First, we define some ideal, and show that the Gröbner basis does not immediately show that some power of y vanishes:

sage: P.<x,y> = QQ[]
sage: I = P*[x*y^3+y^5, x*y^6]
sage: I.groebner_basis()
[x^3*y^3, x^2*y^4, y^5 + x*y^3]


Next, we import some stuff that is needed to benefit from Singular library functions in Sage, load the library, define the Singular function, and test for radical membership of y in I:

sage: from sage.libs.singular import lib, singular_function
sage: lib("tropical.lib")
skipping text from parameter
1


I don't know where the text "skipping text ..." comes from - anyway, the answer of the function is 1, and that means that indeed some power of y belongs to I. Let us verify it:

sage: y in I
False
sage: y^2 in I
False
sage: y^3 in I
False
sage: y^7 in I
False
sage: y^8 in I
True


However, no power of x belongs to I:

sage: rad_mem(x,I)
0


I hope this is enough to solve your problem.
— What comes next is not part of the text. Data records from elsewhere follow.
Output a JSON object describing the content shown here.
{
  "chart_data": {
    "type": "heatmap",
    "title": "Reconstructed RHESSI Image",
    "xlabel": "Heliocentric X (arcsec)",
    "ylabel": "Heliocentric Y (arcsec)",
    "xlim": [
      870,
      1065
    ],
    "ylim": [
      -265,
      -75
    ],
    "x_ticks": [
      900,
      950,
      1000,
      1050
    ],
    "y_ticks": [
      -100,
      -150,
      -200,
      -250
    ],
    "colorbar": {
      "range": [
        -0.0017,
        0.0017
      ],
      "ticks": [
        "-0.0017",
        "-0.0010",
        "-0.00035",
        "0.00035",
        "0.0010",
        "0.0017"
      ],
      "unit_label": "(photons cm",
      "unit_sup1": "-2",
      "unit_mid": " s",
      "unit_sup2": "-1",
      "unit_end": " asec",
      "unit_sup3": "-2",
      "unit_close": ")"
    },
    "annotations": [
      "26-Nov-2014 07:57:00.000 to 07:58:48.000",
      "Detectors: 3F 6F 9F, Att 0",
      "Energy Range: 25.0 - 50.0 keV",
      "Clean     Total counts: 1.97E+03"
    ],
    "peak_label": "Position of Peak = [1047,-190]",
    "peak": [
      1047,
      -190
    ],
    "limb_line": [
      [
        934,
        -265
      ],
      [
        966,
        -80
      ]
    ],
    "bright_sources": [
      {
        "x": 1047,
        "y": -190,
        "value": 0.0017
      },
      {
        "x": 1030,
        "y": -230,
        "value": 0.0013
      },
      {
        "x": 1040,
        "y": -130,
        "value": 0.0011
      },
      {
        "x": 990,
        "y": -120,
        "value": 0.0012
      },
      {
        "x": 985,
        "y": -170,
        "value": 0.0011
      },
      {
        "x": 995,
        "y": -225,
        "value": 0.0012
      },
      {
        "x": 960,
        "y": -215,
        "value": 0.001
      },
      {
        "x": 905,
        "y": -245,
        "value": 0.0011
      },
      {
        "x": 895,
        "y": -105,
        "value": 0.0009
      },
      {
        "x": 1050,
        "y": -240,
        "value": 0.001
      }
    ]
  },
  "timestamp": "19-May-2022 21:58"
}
In particular, I believe that looking at some protocol output of slimgb would certainly not solve your problem: As demonstrated above, the Gröbner basis does, in general, not directly provide the radical membership information for variables).

Also, as much as I know, there is no option to make slimgb or std or another Singular function make print the polynomials being considered.